Elle suggère de « reformuler, remobiliser des résultats de recherche déjà obtenus et de les coupler ». Puis de « poursuivre la recherche et identifier les manques en termes scientifiques et par rapport aux enjeux ».»Il n’y a pas d’ODD transport par exemple et pourtant c’est un sujet complètement transversal», précise-t-elle.
Agathe Euzen évoque une prise de conscience des chercheurs qui réinterrogent leurs pratiques et leur rôle primordial dans l’application des ODD.
Le CNRS a d’ailleurs produit plusieurs documents de référence sur le sujet, comme ces fiches.
Des blocages structurels
« Tant que le Conseil national des universités (CNU) reste strictement structuré par discipline, tant que ce sont les UFR qui font la pluie et le beau temps des formations (…) tant qu’on ne casse pas l’organisation par rapport aux UFR disciplinaires, on aura des blocages mais c’est vrai qu’il y a de plus en plus d’initiatives positives, les choses évoluent mais beaucoup sur la base du volontariat et des personnalités dans le monde des universités », analyse Jean-Paul Moatti.
4. Publications : la recherche française « n’est pas en avance »

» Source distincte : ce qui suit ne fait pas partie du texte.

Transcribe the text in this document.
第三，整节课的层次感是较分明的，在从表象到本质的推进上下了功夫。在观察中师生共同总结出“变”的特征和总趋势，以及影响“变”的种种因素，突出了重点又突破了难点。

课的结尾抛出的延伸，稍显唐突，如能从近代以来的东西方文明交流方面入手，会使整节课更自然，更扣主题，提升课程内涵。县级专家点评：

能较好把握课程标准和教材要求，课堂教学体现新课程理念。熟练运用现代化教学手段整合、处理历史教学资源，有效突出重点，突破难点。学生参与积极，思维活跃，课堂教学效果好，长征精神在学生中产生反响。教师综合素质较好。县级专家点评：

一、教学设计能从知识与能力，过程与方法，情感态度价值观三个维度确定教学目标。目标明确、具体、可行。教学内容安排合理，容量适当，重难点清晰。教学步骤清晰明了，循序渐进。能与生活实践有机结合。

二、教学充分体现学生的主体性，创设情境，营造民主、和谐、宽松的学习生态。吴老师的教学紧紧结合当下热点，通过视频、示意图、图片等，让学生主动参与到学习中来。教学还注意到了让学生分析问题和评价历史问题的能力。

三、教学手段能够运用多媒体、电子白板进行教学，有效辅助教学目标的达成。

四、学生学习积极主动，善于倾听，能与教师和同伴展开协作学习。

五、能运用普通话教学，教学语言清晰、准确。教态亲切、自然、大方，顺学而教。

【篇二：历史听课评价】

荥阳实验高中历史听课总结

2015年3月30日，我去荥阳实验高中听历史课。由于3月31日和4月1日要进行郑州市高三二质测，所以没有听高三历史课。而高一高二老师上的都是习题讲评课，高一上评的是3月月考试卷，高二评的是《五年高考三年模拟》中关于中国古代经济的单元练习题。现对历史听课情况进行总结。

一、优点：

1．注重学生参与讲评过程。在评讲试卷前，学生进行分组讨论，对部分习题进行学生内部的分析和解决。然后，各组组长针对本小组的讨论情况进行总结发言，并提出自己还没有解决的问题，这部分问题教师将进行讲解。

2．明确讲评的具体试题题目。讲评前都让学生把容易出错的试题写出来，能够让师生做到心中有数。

Anne Catherine Rota, consultante Research Intelligence chez Elsevier, indique que la maison d’édition, en se basant sur un socle de données issues de publications scientifiques, a construit un « mapping des publications de recherche relatives aux ODD ».
Cette analyse révèle que l’ESR français « n’est pas en avance » et n’a pas encore assez intégré les ODD dans son pilotage, contrairement à d’autres pays, notamment nordiques où les acteurs sont « poussés par des appels à projets dans les institutions au-delà des initiatives nationales et des actions pour structurer recherche et éducation, ce qui n’est pas encore le cas dans beaucoup d’établissements français ».
En revanche, un point positif : les appels à projets pour construire des universités européennes sont, selon Anne Catherine Rota, « un très bon catalyseur, les projets ayant reçu des fonds étant très structurés autour de ces éléments relatifs aux ODD, à la fois sur le volet recherche et éducation ».